EFI_STATUS BootGuardPei (EFI_PEI_SERVICES **PeiServices, VOID *Ppt)
{
...
if (!((BootGuardHashKeySegment1 == 0) {
CalculateSha256 (BootGuardHashKeySegment1);
CalculateSha256 (CurrentBootGuardHashKey1);
if (!MemCmp (BootGuardHashKeySegment1, CurrentBootGuardHashKey1, 32)) {
BootGuardVerifyTransitionPEItoDXEFlag = 1;
} else {
BootGuardVerifyTransitionPEItoDXEFlag = 0;
return EFI_SUCCESS;
}
}
return Status;
}
EFI_STATUS BootGuardDxe (EFI_HANDLE ImageHandle, EFI_SYSTEM_TABLE *SystemTable)
{
...
if (BootGuardVerifyTransitionPEItoDXEFlag == 0) {
BootGuardRegisterCallback();
}
return EFI_SUCCESS;
}
The summary of the issue is below:
- The Intel® Boot Guard configuration is not set properly.
- The verification does not always happen in all boot modes. For example, the verification is done only once every 12 times a device is powered up.
- The software logic issue in Intel Boot Guard PEI or DXE that the verification may be bypassed in some cases.
The mitigation is:
- Fuse configuration – always verify the fuses are configured for security.
- Verification – ensure that verification occurs in all boot modes and boot paths.
TCG Trusted Boot
In BlackHat 2018, Han disclosed an issue about TPM measurements in a DRTM environment. This issue was related to the S3 resume path, where TBOOT only measured code and read-only data for the Measured Launch Environment (MLE). However, TBOOT did not measure the required initialized data. This created a condition where an attacker could hijack the control flow and exploit TBOOT. See lines below with statements _mle_end and .data.
_mle_start = .; /* beginning of MLE pages */
*(.text)
*(.fixup)
*(.gnu.warning)
} :text = 0x9090
.rodata : { *(.rodata) *(.rodata.*) }
. = ALIGN(4096);
_mle_end = .; /* end of MLE pages */
.data : { /* Data */
*(.data)
*(.tboot_shared)
CONSTRUCTORS
}
Mitigation occurs when MLE sets up the environment, ensuring that all critical data (code, read-only data, and initialized data) is measured, including the function pointers. This demonstrates the importance of a complete measurement.
In BlackHat 2019, Han disclosed an issue using TPM in a static root-of-trust for measurement (SRTM) environment. During the S3 resume path, if the OS does not send Shutdown(STATE) the firmware Startup(STATE) will fail.
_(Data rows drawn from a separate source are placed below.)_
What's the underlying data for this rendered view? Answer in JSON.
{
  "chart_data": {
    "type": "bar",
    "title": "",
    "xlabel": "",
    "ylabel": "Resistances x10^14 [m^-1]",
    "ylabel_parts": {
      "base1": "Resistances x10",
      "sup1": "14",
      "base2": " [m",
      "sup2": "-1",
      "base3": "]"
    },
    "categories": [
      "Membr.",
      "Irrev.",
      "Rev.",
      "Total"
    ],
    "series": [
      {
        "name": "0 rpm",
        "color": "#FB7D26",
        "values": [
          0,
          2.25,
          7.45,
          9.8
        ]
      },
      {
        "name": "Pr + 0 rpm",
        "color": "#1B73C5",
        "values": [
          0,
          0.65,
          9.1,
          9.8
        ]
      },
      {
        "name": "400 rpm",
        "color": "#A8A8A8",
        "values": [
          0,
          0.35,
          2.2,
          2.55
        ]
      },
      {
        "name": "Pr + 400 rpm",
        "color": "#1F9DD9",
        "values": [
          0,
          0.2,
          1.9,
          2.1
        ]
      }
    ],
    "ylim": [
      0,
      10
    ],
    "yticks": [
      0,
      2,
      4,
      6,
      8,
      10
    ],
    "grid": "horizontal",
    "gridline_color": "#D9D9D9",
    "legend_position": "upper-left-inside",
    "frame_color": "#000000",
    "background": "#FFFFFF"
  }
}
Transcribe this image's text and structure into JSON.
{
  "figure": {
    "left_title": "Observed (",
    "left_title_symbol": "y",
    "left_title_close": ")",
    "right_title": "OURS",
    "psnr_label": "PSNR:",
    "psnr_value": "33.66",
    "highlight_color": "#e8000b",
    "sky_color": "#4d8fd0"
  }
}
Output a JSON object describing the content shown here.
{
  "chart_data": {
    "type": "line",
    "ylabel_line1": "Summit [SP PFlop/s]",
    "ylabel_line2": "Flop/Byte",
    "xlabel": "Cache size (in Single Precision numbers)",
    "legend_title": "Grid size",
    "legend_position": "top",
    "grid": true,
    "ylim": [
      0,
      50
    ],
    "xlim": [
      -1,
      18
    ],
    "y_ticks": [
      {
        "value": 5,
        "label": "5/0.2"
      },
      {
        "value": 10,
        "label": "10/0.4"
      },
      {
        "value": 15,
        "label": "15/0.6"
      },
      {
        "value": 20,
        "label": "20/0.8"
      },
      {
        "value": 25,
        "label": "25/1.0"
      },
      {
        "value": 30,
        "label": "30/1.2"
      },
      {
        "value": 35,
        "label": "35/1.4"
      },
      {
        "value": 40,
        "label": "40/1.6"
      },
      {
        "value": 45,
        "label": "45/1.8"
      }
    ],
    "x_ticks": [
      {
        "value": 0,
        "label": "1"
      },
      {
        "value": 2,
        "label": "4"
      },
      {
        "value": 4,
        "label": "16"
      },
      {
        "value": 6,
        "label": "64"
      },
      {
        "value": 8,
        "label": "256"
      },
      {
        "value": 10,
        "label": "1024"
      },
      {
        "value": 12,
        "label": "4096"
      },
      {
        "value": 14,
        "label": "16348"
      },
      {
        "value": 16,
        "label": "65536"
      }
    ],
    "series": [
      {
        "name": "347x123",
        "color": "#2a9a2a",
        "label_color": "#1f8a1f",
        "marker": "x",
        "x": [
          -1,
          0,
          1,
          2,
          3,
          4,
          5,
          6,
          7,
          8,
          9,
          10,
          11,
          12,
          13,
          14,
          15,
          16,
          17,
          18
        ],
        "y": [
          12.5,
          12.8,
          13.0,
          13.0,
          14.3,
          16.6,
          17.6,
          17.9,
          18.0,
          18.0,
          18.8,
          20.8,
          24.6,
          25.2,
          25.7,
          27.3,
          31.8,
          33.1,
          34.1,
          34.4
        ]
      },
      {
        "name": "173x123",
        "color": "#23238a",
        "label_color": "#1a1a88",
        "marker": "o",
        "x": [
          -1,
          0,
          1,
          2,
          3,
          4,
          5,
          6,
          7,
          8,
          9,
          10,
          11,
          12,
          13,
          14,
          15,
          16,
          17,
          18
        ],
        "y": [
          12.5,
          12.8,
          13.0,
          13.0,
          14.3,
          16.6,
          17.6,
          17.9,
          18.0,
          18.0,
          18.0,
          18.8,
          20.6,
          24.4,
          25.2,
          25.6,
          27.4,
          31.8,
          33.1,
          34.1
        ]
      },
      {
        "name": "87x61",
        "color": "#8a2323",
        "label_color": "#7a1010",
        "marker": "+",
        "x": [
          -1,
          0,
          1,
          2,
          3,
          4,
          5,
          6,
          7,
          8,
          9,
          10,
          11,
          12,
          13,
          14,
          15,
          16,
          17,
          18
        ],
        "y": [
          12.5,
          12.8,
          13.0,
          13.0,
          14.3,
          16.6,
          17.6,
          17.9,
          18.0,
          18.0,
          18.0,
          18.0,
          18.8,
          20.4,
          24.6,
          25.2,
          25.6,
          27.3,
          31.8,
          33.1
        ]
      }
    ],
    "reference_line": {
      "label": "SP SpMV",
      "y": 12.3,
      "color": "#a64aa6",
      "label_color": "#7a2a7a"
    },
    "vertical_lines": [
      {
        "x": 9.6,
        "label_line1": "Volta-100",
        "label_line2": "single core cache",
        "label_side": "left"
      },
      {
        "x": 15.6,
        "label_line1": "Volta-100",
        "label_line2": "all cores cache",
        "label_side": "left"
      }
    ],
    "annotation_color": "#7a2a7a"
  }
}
Some platform firmware only sent Startup(CLEAR) which left all Platform Configuration Registers (PCR) open. See lines below with if statement BootMode == BOOT_ON_S3_RESUME and then Status = Tpm2Startup (TPM_SU_CLEAR); statement.
PeimEntryMA ()
{
if (BootMode == BOOT_ON_S3_RESUME) {
Status = Tpm2Startup (TPM_SU_STATE);
if (EFI_ERROR (Status) ) {
Status = Tpm2Startup (TPM_SU_CLEAR);
The mitigation extends the PCR with an EV_SEPARATOR error, which takes advantage of proper error handling.